The Court of Appeal went on:

  1. Litigation cannot be conducted efficiently and at proportionate cost without (a) fostering a culture of compliance with rules, practice directions and court orders, and (b) cooperation between the parties and their lawyers. This applies as much to litigation undertaken by litigants in person as it does to others. This was part of the foundation of the Jackson report. Nor should it be overlooked that CPR rule 1.3 provides that “the parties are required to help the court to further the overriding objective”. Parties who opportunistically and unreasonably oppose applications for relief from sanctions take up court time and act in breach of this obligation.
  2. We think we should make it plain that it is wholly inappropriate for litigants or their lawyers to take advantage of mistakes made by opposing parties in the hope that relief from sanctions will be denied and that they will obtain a windfall strike out or other litigation advantage. In a case where (a) the failure can be seen to be neither serious nor significant, (b) where a good reason is demonstrated, or (c) where it is otherwise obvious that relief from sanctions is appropriate, parties should agree that relief from sanctions be granted without the need for further costs to be expended in satellite litigation. The parties should in any event be ready to agree limited but reasonable extensions of time up to 28 days as envisaged by the new rule 3.8(4).
  3. It should be very much the exceptional case where a contested application for relief from sanctions is necessary. This is for two reasons: first because compliance should become the norm, rather than the exception as it was in the past, and secondly, because the parties should work together to make sure that, in all but the most serious cases, satellite litigation is avoided even where a breach has occurred.
  4. The court will be more ready in the future to penalise opportunism. The duty of care owed by a legal representative to his client takes account of the fact that litigants are required to help the court to further the overriding objective. Representatives should bear this important obligation to the court in mind when considering whether to advise their clients to adopt an uncooperative attitude in unreasonably refusing to agree extensions of time and in unreasonably opposing applications for relief from sanctions.

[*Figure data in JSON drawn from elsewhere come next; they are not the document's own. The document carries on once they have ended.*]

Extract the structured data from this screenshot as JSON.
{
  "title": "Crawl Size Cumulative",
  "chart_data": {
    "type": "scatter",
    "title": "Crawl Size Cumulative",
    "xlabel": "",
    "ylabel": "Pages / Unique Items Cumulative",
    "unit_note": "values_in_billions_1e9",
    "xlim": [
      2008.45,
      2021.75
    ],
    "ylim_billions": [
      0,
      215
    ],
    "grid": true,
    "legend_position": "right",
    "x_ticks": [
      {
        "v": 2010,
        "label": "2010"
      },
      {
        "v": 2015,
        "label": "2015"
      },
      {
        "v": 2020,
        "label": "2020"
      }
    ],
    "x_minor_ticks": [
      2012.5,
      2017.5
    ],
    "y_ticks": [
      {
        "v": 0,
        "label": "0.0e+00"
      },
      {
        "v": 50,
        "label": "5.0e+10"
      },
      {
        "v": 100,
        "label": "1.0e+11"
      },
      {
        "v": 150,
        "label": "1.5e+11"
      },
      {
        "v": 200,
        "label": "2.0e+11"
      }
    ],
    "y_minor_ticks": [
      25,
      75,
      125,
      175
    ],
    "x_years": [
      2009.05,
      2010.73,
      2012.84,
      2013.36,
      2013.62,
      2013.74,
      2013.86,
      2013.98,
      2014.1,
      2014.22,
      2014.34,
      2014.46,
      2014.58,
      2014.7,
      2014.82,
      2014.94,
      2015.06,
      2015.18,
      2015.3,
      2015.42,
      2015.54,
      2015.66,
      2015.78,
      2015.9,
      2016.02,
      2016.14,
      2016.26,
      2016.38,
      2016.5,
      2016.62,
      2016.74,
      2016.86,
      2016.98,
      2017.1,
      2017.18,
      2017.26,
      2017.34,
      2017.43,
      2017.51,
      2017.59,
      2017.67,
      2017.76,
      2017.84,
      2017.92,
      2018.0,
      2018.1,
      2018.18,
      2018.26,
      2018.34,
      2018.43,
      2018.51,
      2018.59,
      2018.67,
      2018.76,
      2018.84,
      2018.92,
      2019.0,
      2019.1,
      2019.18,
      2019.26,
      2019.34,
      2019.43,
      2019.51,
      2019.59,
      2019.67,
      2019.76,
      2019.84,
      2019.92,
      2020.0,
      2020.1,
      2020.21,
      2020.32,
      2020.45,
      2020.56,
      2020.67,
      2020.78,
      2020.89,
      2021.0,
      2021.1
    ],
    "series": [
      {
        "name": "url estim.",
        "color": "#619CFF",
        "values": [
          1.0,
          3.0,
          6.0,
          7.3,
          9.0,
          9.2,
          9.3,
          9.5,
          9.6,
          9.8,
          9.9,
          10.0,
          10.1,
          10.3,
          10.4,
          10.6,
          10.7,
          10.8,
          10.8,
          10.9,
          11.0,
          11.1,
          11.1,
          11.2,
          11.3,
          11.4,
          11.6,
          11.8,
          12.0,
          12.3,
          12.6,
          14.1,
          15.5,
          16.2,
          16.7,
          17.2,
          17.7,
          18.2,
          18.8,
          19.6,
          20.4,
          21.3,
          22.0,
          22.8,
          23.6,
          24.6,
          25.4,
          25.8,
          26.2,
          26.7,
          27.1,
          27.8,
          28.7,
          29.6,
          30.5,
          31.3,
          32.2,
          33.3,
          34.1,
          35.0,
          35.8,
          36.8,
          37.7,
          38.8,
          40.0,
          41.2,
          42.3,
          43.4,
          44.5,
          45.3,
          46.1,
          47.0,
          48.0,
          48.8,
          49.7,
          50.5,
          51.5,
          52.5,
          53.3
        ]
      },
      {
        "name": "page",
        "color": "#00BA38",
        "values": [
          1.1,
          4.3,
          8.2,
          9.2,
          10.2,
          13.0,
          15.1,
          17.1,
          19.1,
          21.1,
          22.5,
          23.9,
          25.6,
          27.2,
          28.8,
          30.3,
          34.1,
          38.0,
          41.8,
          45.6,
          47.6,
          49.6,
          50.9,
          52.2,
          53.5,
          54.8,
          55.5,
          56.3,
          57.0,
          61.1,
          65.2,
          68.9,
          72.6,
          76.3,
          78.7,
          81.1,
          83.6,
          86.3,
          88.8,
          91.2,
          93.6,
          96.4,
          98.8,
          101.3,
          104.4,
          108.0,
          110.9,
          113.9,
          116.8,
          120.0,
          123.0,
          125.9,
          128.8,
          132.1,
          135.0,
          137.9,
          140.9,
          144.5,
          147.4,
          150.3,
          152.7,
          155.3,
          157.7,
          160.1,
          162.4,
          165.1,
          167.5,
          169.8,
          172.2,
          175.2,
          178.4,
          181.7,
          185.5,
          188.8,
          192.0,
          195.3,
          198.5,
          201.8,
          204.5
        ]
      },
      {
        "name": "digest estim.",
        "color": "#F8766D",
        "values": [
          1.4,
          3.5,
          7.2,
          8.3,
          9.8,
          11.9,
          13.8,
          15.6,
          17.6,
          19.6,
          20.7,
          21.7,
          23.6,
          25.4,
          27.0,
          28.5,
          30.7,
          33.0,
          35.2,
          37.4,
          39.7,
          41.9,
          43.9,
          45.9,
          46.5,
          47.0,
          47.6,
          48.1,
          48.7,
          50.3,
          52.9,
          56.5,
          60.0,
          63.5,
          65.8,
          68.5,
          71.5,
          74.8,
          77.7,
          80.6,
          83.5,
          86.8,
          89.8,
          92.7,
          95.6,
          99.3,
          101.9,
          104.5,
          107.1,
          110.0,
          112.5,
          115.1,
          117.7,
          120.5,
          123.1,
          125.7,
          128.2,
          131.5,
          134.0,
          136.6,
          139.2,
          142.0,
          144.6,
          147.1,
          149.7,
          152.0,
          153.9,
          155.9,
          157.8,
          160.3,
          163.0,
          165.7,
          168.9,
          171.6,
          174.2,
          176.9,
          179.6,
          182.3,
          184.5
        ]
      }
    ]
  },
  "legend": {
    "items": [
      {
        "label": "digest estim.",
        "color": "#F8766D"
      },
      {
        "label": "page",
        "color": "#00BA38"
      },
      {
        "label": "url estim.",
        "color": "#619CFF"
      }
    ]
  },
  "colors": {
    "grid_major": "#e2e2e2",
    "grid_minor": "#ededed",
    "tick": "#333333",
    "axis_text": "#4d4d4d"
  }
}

It is as unacceptable for a party to try to take advantage of a minor inadvertent error, as it is for rules, orders and practice directions to be breached in the first place. Heavy costs sanctions should, therefore, be imposed on parties who behave unreasonably in refusing to agree extensions of time or unreasonably oppose applications for relief from sanctions. An order to pay the costs of the application under rule 3.9 may not always be sufficient. The court can, in an appropriate case, also record in its order that the opposition to the relief application was unreasonable conduct to be taken into account under CPR rule 44.11 when costs are dealt with at the end of the case. If the offending party ultimately wins, the court may make a substantial reduction in its costs recovery on grounds of conduct under rule 44.11. If the offending party ultimately loses, then its conduct may be a good reason to order it to pay indemnity costs. Such an order would free the winning party from the operation of CPR rule 3.18 in relation to its costs budget.

These paragraphs are a powerful weapon in the hands of the party seeking to set aside a regular judgment or costs certificate: they indicate that refusal to consent may have costs consequences going far beyond the instant application and indeed allow defendants and paying parties, to springboard a counter attack, by asking a judge to record unreasonable conduct in the order, and gaining a substantial costs windfall, later in the case.